2. In accordance with section 361(a) of the Code, Target Fund will not recognize any gain or loss either on the transfer of substantially all of its assets to Acquiring Fund in exchange solely for shares of its common stock and the assumption by Acquiring Fund of the Stated Liabilities or on the simultaneous distribution of such common stock to Target Fund shareholders.
3. Under section 1032 of the Code, Acquiring Fund will not recognize any gain or loss as a result of the acquisition by Acquiring Fund of substantially all of the assets of Target Fund in the Reorganization.
4. In accordance with section 354(a)(1) of the Code, shareholders of Target Fund will recognize no gain or loss on the exchange of their shares of Target Fund common stock solely for corresponding shares of Acquiring Fund common stock.
5. Under section 362(b) of the Code, the basis of the assets of Target Fund received by Acquiring Fund will be the same as the basis of such assets to Target Fund immediately before the Reorganization.
6. Under section 358 of the Code, the aggregate basis of the shares of Acquiring Fund common stock, including fractional shares, received by each shareholder of Target Fund will be the same as the aggregate basis of the shares of common stock of Target Fund exchanged pursuant to the Reorganization.
7. Under section 1223 of the Code, the holding period of the shares of Acquiring Fund common stock, including fractional shares, received in the Reorganization will include the holding period of the shares of Target Fund common stock exchanged pursuant to the Reorganization, provided that such shares of common stock were held as a capital asset on the date of the Reorganization.
BlackRock Funds
BlackRock Technology Fund, Inc.
September 15, 2008
Page 3
8. Under section 1223 of the Code, the holding period of the assets acquired by Acquiring Fund from Target Fund will include the period during which such assets were held by Target Fund.
9. Pursuant to section 381 of the Code and section 1.381(a)-1 of the Income Tax Regulations, Acquiring Fund will succeed to and take into account the items of Target Fund described in section 381(c) of the Code, subject to the provisions and limitations specified in sections 381, 382, 383, and 384 of the Code and the regulations thereunder.

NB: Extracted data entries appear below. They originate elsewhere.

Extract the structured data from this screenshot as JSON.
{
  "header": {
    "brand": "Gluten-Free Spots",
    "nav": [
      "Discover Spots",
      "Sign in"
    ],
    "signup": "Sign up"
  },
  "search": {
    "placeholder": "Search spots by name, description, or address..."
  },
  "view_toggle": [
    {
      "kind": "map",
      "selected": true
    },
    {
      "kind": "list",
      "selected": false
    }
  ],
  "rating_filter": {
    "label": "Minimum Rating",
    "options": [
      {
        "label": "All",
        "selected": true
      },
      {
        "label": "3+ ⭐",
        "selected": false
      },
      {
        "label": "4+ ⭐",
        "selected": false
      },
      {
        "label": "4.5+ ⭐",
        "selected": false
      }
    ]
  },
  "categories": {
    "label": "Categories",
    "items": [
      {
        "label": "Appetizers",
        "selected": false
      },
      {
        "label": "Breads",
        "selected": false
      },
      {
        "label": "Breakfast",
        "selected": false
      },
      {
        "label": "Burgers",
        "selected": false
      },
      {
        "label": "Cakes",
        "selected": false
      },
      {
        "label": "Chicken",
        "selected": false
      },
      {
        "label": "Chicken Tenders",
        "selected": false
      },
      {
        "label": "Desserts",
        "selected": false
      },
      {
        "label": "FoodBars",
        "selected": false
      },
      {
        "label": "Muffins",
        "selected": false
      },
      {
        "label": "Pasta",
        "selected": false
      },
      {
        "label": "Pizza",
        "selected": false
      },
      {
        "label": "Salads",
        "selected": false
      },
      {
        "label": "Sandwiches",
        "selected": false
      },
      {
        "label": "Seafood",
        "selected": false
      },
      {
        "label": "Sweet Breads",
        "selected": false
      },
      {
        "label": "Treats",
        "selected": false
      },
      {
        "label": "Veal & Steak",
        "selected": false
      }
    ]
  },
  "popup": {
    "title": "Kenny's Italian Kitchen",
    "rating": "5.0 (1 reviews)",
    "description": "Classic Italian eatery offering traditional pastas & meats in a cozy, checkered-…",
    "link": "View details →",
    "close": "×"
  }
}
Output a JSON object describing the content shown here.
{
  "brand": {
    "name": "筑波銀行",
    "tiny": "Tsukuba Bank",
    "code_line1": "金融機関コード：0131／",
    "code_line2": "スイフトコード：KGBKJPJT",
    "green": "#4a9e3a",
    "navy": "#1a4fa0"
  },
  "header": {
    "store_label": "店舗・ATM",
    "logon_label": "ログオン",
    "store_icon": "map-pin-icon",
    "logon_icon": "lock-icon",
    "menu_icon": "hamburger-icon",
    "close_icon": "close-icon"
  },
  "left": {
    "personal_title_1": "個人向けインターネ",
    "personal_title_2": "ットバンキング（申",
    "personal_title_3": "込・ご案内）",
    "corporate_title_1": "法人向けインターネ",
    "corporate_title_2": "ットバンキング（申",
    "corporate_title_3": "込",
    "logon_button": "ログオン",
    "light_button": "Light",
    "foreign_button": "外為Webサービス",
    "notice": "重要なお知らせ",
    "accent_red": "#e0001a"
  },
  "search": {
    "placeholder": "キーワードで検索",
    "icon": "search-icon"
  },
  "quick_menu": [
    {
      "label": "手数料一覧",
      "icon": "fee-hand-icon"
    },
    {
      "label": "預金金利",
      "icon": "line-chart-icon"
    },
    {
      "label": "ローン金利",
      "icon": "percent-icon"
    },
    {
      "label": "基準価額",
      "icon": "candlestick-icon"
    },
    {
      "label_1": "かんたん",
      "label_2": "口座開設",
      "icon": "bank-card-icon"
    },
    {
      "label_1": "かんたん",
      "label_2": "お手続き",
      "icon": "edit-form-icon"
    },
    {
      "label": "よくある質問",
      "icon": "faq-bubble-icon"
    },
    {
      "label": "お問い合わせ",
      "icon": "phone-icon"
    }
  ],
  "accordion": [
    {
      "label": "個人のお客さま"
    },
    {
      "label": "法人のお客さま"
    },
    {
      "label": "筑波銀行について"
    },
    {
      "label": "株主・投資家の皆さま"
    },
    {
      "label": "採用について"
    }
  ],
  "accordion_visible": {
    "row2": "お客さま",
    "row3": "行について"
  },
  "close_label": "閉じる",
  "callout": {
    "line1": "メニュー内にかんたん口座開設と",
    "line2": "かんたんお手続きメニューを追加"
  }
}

Under section 381(b) of the Code, the tax year of Target Fund will end on the date of the Reorganization.
Our opinion represents our best legal judgment with respect to the proper federal income tax treatment of the Reorganization, based on the facts contained in the Plan, the N-14 Registration Statement and the Representations. Our opinion assumes the accuracy of the facts as described in the Plan, the N-14 Registration Statement and the Representations and could be affected if any of the facts as so described are inaccurate. Our opinion does not address any gain or loss that may be recognized or any related adjustment to tax basis as a result of the closing of the taxable year of the Target Fund, or any gain or loss that may be recognized or any related adjustment to tax basis on account of the transfer of particular assets of the Target Fund that are subject to special gain recognition rules under the Code.
We are furnishing this opinion letter to the addressees hereof, solely for the benefit of such addressees in connection with the Reorganization. This opinion letter is not to be used, circulated, quoted or otherwise referred to for any other purpose.